What is Practice Partner’s strategy with regard to PHRs?

Our strategy is threefold. First, we offer a patient portal, so that our sites can provide much of their patient chart online, as much of it as the practice and patient are comfortable with in a secure manner. Second, we believe in interoperability with PHRs, so we’re supporting several of the interchange standards. Third, we are negotiating an alliance and will be recommending one or more PHRs for our clients and their patients.

Would you develop your own PHR product?

At the current time, we are not developing our own PHR. However, our patient portal does serve many of the purposes of a PHR and we’re planning to offer both the portal and interoperability with PHRs.

Who do you see emerging in the PHR market? Do you think that patient concerns about Internet security will make acceptance of portable device PHRs more widespread?
 
There are a lot of PHR players. I’m not aware yet that Quicken has a big impact, but they may well do so. It’s not clear whether the dominant PHR’s  will be Web based or on a flash drive. I see both models competing with multiple companies in each space.

The problem with the USB drive is that it’s small and you can lose it, even though it may be password protected. There are concerns about web security, but more and more people are banking on the web, so people must be relatively comfortable with that technology.

What’s the biggest challenge in running Practice Partner?

The biggest challenge we face is preparing for the rapid growth in the EMR market and making sure we scale with it, making sure all aspects of the company function well and provide great service. We’ve learned a lot in the last two years and we know as much as anyone how to handle the growth and provide great service, but we have to be very careful.

I believe that the market for EMRs, having been in it for a long time, is moving from the early adopter to the middle adopter. Middle adopters like products that involve less effort to implement and adopt. While they have many specific needs, they need ease of implementation and ease of use. That’s a strength of Practice Partner.

Doctors are very conscious of their time when practicing. Just one minute is a very long time, since that extra minute per patient makes you 20 or 30 minutes late at the end of the day. The goal is to save them time, not to take that extra minute. Many products do not save physicians time. If that’s important, and I think it is, doctors need to choose carefully. We believe that Practice Partner, for the majority of our customers, will save them substantial time.
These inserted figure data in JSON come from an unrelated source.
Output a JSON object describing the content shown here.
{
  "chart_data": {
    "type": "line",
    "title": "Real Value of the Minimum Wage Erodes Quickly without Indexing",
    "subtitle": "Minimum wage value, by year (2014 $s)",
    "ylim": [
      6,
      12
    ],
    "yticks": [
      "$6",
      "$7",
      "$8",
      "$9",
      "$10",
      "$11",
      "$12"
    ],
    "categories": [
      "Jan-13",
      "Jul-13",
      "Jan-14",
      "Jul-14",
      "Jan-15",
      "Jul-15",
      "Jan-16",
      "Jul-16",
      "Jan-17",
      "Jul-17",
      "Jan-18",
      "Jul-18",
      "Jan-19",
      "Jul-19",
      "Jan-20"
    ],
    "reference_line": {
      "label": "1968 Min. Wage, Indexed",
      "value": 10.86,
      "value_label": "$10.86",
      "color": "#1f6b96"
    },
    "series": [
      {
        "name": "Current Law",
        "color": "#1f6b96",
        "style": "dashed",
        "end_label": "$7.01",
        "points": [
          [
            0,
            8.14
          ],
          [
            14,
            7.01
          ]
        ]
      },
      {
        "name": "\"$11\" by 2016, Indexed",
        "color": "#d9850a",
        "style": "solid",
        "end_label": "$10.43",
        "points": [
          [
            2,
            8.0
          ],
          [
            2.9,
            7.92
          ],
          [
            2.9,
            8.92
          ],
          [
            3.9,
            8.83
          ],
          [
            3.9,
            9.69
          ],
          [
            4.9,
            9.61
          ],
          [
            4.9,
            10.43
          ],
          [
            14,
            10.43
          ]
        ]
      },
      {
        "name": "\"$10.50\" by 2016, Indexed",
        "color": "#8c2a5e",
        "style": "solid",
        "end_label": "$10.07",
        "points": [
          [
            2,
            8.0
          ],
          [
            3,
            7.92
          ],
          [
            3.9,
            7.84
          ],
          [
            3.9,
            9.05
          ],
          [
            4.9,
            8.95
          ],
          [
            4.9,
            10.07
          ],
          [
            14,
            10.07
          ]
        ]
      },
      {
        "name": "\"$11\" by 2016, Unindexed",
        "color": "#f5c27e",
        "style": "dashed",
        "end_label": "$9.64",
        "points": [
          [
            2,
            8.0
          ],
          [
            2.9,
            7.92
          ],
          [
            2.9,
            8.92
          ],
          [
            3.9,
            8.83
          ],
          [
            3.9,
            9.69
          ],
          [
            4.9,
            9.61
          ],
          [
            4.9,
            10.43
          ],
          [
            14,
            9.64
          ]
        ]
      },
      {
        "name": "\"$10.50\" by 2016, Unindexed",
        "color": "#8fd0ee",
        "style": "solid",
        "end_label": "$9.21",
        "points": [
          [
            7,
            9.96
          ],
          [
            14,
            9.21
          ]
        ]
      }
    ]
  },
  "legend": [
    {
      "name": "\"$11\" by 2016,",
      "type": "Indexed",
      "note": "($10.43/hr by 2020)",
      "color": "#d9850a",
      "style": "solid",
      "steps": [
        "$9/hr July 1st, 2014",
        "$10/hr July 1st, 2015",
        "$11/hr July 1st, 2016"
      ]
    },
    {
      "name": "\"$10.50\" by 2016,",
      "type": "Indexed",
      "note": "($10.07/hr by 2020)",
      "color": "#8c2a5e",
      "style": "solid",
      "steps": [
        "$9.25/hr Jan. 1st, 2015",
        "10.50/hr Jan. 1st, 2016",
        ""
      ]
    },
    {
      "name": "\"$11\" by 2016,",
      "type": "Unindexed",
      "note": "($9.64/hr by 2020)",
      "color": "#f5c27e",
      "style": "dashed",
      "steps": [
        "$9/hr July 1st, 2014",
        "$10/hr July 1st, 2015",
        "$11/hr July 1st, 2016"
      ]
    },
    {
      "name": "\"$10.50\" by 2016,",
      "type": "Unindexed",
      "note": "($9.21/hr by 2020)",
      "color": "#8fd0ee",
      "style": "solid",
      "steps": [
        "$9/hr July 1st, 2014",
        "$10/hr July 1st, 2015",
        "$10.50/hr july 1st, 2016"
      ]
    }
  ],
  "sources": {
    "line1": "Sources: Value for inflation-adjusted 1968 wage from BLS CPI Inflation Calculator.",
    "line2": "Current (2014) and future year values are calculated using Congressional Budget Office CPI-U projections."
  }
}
Most of the ambulatory EMR market is made up of first-time buyers. Will that cause a lot of dissatisfied customers and churning, or will they just stick with whatever they buy now rather than going through another implementation?

Most of our customers are first-time implementers, although we do some EMR replacement. Like practice management systems, it’s a lot of work to switch to another product, learn it, and convert data. People will hesitate before changing, but early adopters do change. One of our customers said Practice Partner was their third and last EMR product.

The EMR market has been slow to develop because early adopters bought products that didn’t work well. For those of us with solid products, it slowed down the entire market.

What would you like to see as the end result for Practice Partner?

When 90% of physicians are using EMRs, I’d like Practice Partner to be in the top two. The vendors we compete against change every five years, so I don’t know who we’ll be competing with then.

Who do you admire in the industry?

Because I’m vice chair of EHRVA, I’d like to say I admire a lot of people in the industry, but I’d rather not name names [laughs].

Do you read HIStalk?

I have begun reading it. I only recently became aware of it.